Smooth section in principal bundle

[sperber]

Hi!

I have the following problem: Let P be a principal bundle over a manifold M, p: P -> M. Let G be the lie group acting on P from the right. Now let U be an open set on M and

s : U -> P

a smooth section. Now it has been said that we can define a local trivialization of P by

t : p^{-1}(U) -> U x G, t( s(x)*g ) = (x,g)

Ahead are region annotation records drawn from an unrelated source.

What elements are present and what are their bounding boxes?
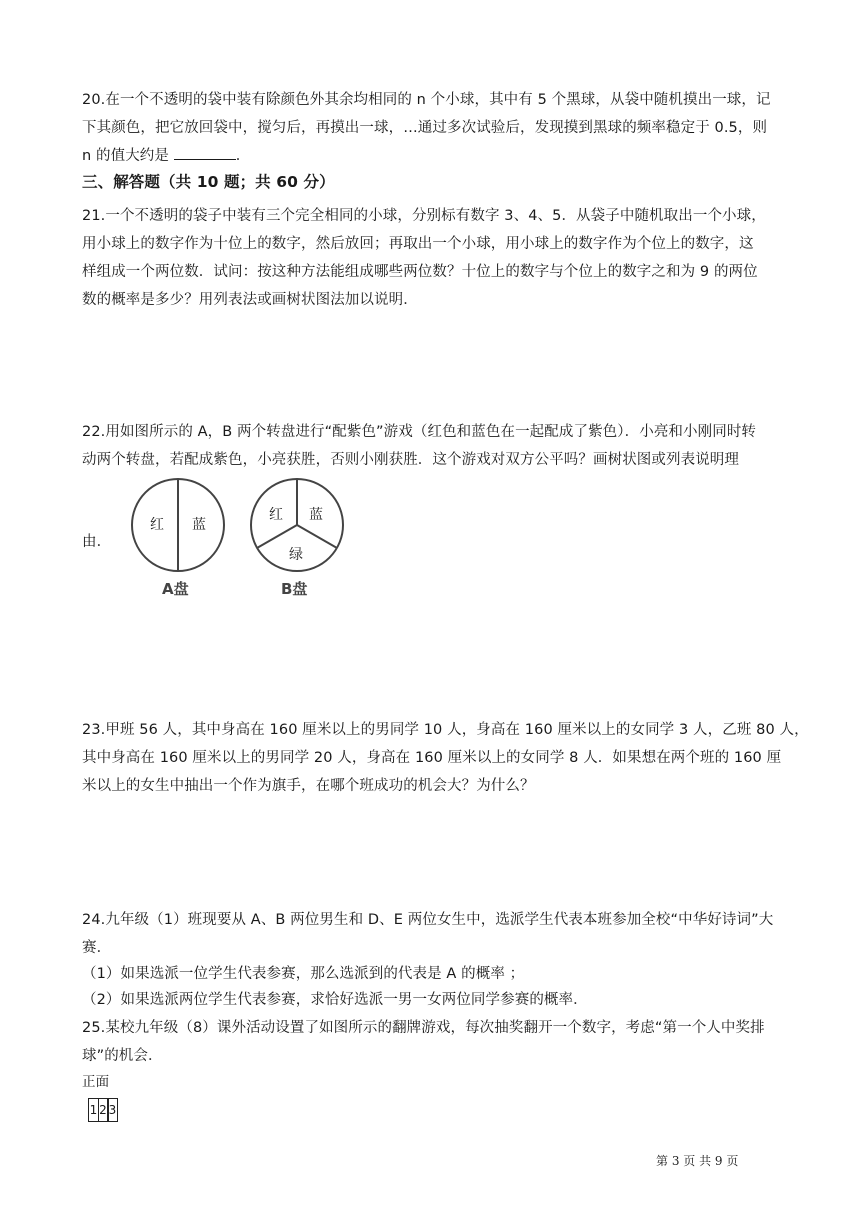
q23-line-1: 23.甲班 56 人，其中身高在 160 厘米以上的男同学 10 人，身高在 160 厘米以上的女同学 3 人，乙班 80 人， [82,722,809,738]
spinner-b-red-label: 红 [269,507,283,523]
front-label: 正面 [82,1074,110,1090]
q22-line-1: 22.用如图所示的 A，B 两个转盘进行“配紫色”游戏（红色和蓝色在一起配成了紫色）．小亮和小刚同时转 [82,424,757,440]
answer-blank[interactable] [174,147,236,160]
q24-line-1: 24.九年级（1）班现要从 A、B 两位男生和 D、E 两位女生中，选派学生代表本班参加全校“中华好诗词”大 [82,912,774,928]
q24-sub-2: （2）如果选派两位学生代表参赛，求恰好选派一男一女两位同学参赛的概率． [82,992,588,1008]
spinner-a-caption: A盘 [162,580,189,598]
q24-line-2: 赛． [82,940,112,956]
q20-line-3-prefix: n 的值大约是 [82,148,174,164]
q25-line-2: 球”的机会． [82,1048,163,1064]
spinner-a-blue-label: 蓝 [192,517,206,533]
spinner-a-red-label: 红 [150,517,164,533]
q23-line-3: 米以上的女生中抽出一个作为旗手，在哪个班成功的机会大？为什么？ [82,778,535,794]
q21-line-3: 样组成一个两位数．试问：按这种方法能组成哪些两位数？十位上的数字与个位上的数字之和为 9 的两位 [82,264,758,280]
page-number: 第 3 页 共 9 页 [656,1154,739,1168]
q25-line-1: 25.某校九年级（8）课外活动设置了如图所示的翻牌游戏，每次抽奖翻开一个数字，考虑“第一个人中奖排 [82,1020,765,1036]
card-row [88,1098,117,1122]
q21-line-4: 数的概率是多少？用列表法或画树状图法加以说明． [82,292,418,308]
card-2[interactable]: 2 [98,1098,109,1122]
spinner-b-caption: B盘 [281,580,308,598]
q21-line-2: 用小球上的数字作为十位上的数字，然后放回；再取出一个小球，用小球上的数字作为个位上的数字，这 [82,236,754,252]
q20-line-2: 下其颜色，把它放回袋中，搅匀后，再摸出一球，…通过多次试验后，发现摸到黑球的频率稳定于 0.5，则 [82,120,768,136]
section-heading: 三、解答题（共 10 题；共 60 分） [82,173,335,191]
spinner-b [247,477,347,573]
spinner-b-green-label: 绿 [289,547,303,563]
card-3[interactable]: 3 [107,1098,118,1122]
spinner-b-blue-label: 蓝 [309,507,323,523]
spinner-a [128,477,228,573]
q20-line-1: 20.在一个不透明的袋中装有除颜色外其余均相同的 n 个小球，其中有 5 个黑球，从袋中随机摸出一球，记 [82,92,771,108]
q24-sub-1: （1）如果选派一位学生代表参赛，那么选派到的代表是 A 的概率 ； [82,966,525,982]
q20-line-3-suffix: ． [235,148,251,164]
q21-line-1: 21.一个不透明的袋子中装有三个完全相同的小球，分别标有数字 3、4、5．从袋子中随机取出一个小球， [82,208,766,224]
q22-line-3: 由． [82,534,112,550]
q22-line-2: 动两个转盘，若配成紫色，小亮获胜，否则小刚获胜．这个游戏对双方公平吗？画树状图或列表说明理 [82,452,739,468]
q20-line-3 [82,144,250,165]
card-1[interactable]: 1 [88,1098,99,1122]
q23-line-2: 其中身高在 160 厘米以上的男同学 20 人，身高在 160 厘米以上的女同学 8 人．如果想在两个班的 160 厘 [82,750,782,766]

It is clear to me that t is well-defined, bijective and that the inverse t^{-1} given by

t^{-1}(x,g) = s(x)*g

is smooth. What I do not understand is why t itself is smooth. Can somebody help?

Thanks, Sperber

 

[jvicens]

Hello Sperber,

Thank you for your question. The smoothness of t can be understood by examining its local representation. Let p^{-1}(U) be a local trivialization of P over U. Then, for any point x in U, we can choose a local frame e_1, ..., e_n for the fiber of P at x. This frame can be extended to a global frame on P by using the right action of G. This means that for any point y in P, we can write y = s(x)*g for some g in G. Then, the frame at y is given by e_1*g, ..., e_n*g.

Now, let's consider the local representation of t at y. We have t(y) = (x,g) = (x, e_1*g, ..., e_n*g). This is a smooth map from p^{-1}(U) to U x G, since each component is smooth. Therefore, t is a smooth map.

I hope this helps clarify the smoothness of t. Let me know if you have any further questions.